One of a dozen workers standing in the parking lot outside Home Depot in T-shirts and steel-toed shoes, Mr. Rodriguez calls over his shoulder: “We’re going to fight, eh amigos?” The group nods.
Note: the group nods because few of them speak English. Just sayin’.
On to the important part of the story…
Through rallies and angry comments like Rodriguez’s, the Hispanic community is giving the first signs that Arizona’s immigration law could stir a similar response today to the one that greeted California’s Proposition 187 more than decade ago.
“If you look at the history of California, you find that the experience of Prop. 187 galvanized the Latino vote like nothing ever,” says Rosalind Gold, a senior political director for the National Association of Latino Elected Officials (NALEO). “It was the catalyst for some of the biggest voting and registration drives we’ve ever had and brought out Latino candidates into local and state elections like nothing before it.”
California voters passed Prop. 187 in 1994, but the measure was struck down by a federal judge as unconstitutional.
Beyond ArizonaThe demographics of Arizona are not the same as 1990s California.
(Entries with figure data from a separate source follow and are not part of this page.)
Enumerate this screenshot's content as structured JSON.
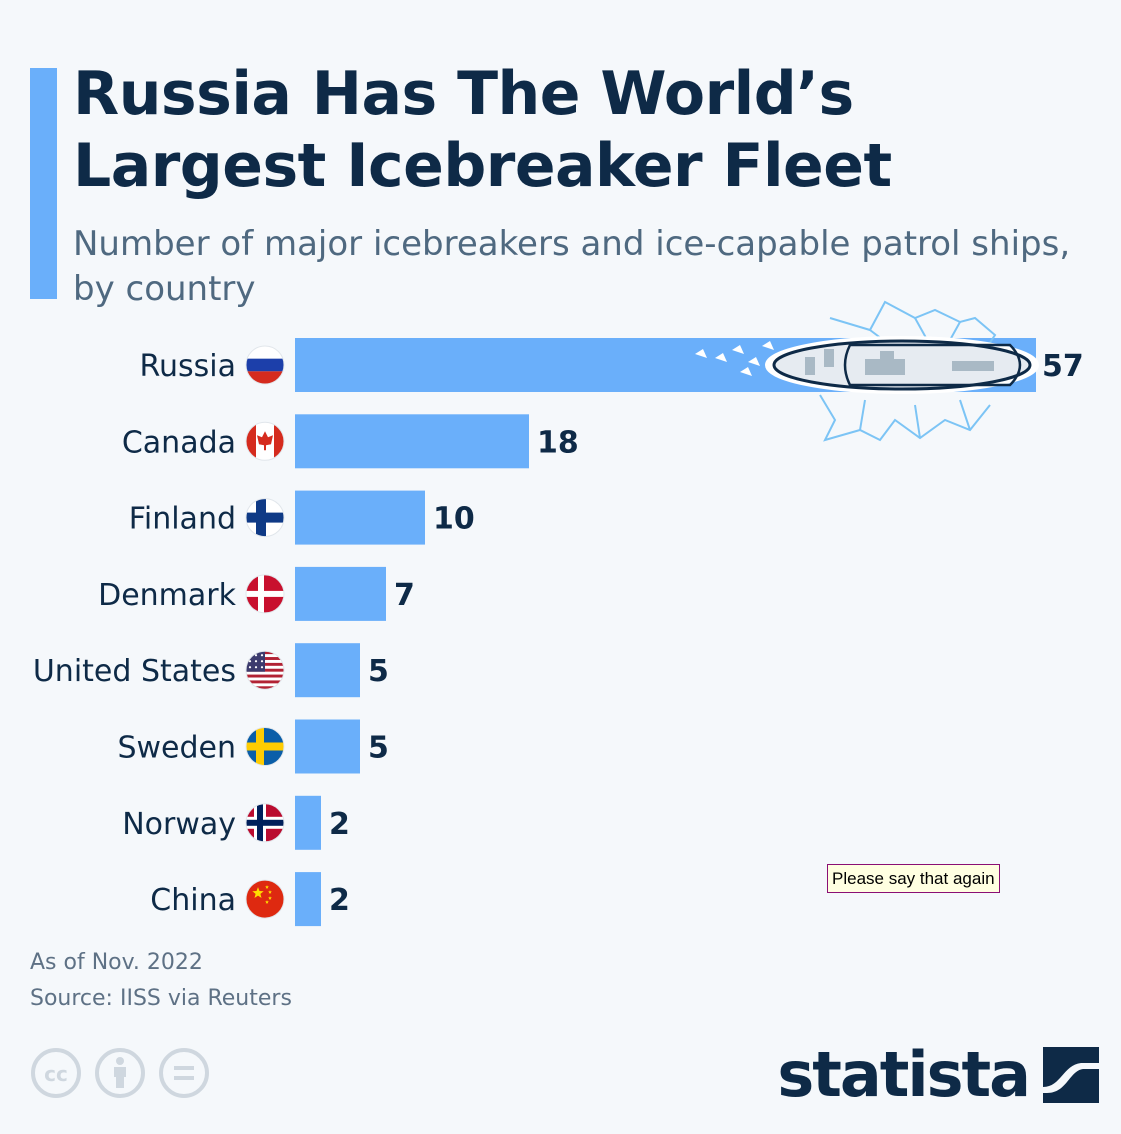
{
  "header": {
    "title": "Russia Has The World’s Largest Icebreaker Fleet",
    "subtitle": "Number of major icebreakers and ice-capable patrol ships, by country"
  },
  "footer": {
    "note": "As of Nov. 2022",
    "source": "Source: IISS via Reuters",
    "brand": "statista"
  },
  "tooltip": {
    "text": "Please say that again"
  },
  "colors": {
    "bar": "#6aaffa",
    "title": "#0e2a47",
    "subtitle": "#4f6980",
    "background": "#f5f8fb"
  },
  "chart_data": {
    "type": "bar",
    "orientation": "horizontal",
    "title": "Russia Has The World’s Largest Icebreaker Fleet",
    "subtitle": "Number of major icebreakers and ice-capable patrol ships, by country",
    "categories": [
      "Russia",
      "Canada",
      "Finland",
      "Denmark",
      "United States",
      "Sweden",
      "Norway",
      "China"
    ],
    "values": [
      57,
      18,
      10,
      7,
      5,
      5,
      2,
      2
    ],
    "flags": [
      "russia-flag-icon",
      "canada-flag-icon",
      "finland-flag-icon",
      "denmark-flag-icon",
      "united-states-flag-icon",
      "sweden-flag-icon",
      "norway-flag-icon",
      "china-flag-icon"
    ],
    "xlabel": "",
    "ylabel": "",
    "xlim": [
      0,
      60
    ],
    "grid": false,
    "legend": "none"
  }
}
Its history and influx of white retirees make it solidly Republican. But the reaction from Rodriguez – a Californian – indicates that the Arizona law could have an impact beyond Arizona’s borders.
*This* is why the R’s really need to get their game together on the national level. Losing a whole generation of the quickest growing demographic in the country, while concentrating your “base” into a couple of Southern states (AZ, FL) before they eventually die off, is not a good long term losing strategy. Oops, it’s an *awesome* losing strategy, but they probably want a winning one.